Apuesta de un gallo en Baranbio. Autor: Felix Mugurutza.
Como mañana, sábado 17 de enero, será San Antonio Abad, patrón de los animales, a la noche, se llevará a cabo en la ermita de San Antón en Baranbio (Álava), en una elevada ladera del macizo de Gorbeia, una fiesta curiosa y arcaizante, con unas subastas «a candela encendida».
Los poquísimos vecinos de dicho barrio, llamado Baranbiogoi, esperan con pasión la cita en su ermita, porque es la fecha principal de su calendario. Así, este año repetirán una vez más la costumbre que, asegura el sacerdote local, data al menos del siglo XVIII.
Tras degustar una cena elaborada entre varios vecinos y que se come dentro de la misma ermita, llegará lo más extraordinario del festejo.
En el pórtico y en plena noche, el alcalde pedáneo o una joven vecina darán comienzo a la puja de los lotes, cuyo fin es el de sacar algún dinero para mantener la ermita durante el ejercicio siguiente.
Lotes de patas u orejas de cerdo, cazuelas listas para ser comidas, botellas de vino, gallos… se mostrarán a los presentes. Y las adjudicaciones se harán con el antiguo procedimiento de las pujas “a candela encendida”, sin duda lo más excepcional del acto.

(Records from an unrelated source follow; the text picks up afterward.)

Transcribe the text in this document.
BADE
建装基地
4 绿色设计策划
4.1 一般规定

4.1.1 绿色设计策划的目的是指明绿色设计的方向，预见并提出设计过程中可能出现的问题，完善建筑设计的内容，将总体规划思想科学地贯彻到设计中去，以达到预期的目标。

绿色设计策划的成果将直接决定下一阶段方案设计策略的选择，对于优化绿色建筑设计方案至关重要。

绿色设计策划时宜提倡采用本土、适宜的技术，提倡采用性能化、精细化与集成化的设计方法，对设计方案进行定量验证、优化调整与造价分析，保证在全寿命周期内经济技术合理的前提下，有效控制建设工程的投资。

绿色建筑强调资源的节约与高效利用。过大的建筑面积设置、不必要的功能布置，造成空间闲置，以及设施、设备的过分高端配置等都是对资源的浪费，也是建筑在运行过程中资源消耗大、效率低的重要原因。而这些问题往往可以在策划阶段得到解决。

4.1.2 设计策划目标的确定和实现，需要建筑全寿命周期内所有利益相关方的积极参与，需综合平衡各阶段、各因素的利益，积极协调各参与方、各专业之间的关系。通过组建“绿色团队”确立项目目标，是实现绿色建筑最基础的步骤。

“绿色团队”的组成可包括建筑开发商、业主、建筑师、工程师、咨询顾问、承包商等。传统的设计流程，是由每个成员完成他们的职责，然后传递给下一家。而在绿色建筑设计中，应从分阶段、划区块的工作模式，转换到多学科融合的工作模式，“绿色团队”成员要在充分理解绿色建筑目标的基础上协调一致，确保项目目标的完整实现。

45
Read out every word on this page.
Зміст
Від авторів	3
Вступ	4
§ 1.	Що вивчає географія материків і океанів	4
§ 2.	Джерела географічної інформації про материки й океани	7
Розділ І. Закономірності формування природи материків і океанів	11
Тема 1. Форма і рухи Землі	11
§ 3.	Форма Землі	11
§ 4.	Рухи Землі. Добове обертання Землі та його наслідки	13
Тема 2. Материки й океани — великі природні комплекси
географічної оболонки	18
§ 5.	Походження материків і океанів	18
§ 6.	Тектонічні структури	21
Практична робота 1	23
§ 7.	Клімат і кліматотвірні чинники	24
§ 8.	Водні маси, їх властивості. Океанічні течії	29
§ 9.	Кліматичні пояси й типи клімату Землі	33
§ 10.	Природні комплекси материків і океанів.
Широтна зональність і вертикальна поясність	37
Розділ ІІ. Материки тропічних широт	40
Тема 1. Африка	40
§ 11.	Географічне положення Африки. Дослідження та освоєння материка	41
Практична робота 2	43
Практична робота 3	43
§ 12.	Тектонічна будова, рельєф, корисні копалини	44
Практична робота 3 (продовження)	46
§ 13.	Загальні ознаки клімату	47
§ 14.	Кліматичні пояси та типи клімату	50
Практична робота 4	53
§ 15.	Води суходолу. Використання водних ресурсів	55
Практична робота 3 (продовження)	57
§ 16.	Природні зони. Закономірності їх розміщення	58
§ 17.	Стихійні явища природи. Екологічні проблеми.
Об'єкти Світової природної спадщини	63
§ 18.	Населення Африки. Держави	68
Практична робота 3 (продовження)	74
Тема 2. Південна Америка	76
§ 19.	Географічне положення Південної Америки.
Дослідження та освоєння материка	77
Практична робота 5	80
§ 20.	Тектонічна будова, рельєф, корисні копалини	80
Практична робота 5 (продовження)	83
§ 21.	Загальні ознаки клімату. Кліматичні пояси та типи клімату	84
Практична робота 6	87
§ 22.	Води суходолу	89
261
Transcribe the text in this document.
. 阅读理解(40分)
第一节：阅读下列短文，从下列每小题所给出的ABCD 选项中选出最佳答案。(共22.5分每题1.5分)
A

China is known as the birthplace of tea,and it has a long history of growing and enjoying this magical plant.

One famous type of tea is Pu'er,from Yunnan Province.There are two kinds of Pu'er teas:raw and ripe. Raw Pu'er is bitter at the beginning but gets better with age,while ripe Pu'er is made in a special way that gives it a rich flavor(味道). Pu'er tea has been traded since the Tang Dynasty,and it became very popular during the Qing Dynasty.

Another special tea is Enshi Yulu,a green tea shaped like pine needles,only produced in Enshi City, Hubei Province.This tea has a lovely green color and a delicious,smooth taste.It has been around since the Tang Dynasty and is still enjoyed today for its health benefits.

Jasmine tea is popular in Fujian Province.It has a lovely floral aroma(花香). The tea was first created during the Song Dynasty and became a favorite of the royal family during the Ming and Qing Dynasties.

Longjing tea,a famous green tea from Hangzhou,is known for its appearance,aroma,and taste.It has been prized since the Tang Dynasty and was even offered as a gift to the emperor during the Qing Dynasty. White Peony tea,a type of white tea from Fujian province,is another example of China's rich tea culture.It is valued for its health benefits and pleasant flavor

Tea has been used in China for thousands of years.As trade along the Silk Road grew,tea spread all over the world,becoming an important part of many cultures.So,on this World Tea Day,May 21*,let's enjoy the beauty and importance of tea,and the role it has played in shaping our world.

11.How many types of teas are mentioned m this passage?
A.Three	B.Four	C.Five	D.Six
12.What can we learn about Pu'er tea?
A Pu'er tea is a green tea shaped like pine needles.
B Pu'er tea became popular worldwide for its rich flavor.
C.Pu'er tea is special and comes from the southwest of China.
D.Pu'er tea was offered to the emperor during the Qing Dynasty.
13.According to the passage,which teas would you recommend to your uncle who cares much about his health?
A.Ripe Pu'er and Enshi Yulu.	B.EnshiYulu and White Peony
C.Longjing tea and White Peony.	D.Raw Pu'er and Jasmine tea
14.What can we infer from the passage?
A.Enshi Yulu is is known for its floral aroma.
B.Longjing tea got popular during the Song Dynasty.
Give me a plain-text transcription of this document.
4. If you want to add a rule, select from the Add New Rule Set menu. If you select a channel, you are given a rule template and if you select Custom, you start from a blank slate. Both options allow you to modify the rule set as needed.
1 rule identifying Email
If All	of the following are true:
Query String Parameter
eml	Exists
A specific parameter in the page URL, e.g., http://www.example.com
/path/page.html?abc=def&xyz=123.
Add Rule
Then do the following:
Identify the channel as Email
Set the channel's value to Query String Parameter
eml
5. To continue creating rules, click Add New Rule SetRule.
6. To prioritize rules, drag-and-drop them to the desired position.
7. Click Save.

Los remates «a candela encendida» fueron el modo en el que se adjudicaban la mayoría de las contratas, servicios públicos, ejecución de obras, suministro de provisiones, arrendamientos, etc. en todos nuestros pueblos. Hasta que desapareció desde que lo prohibió la Ley de Enjuiciamiento Civil en 1881.

Subasta a candela encendida en Baranbio. Autor: Felix Mugurutza.
En nuestra fiesta de Baranbio, todo comenzará con la presentación de cada lote y la proclamación de su precio de salida. Entonces, en el preciso instante en que se prende una cerilla, es cuando comienza la magia. Será la primera de tres.
Mientras sujeta la cerilla encendida, la persona subastadora va incitando a los presentes para que cada vez pujen más alto, porque es por una buena causa.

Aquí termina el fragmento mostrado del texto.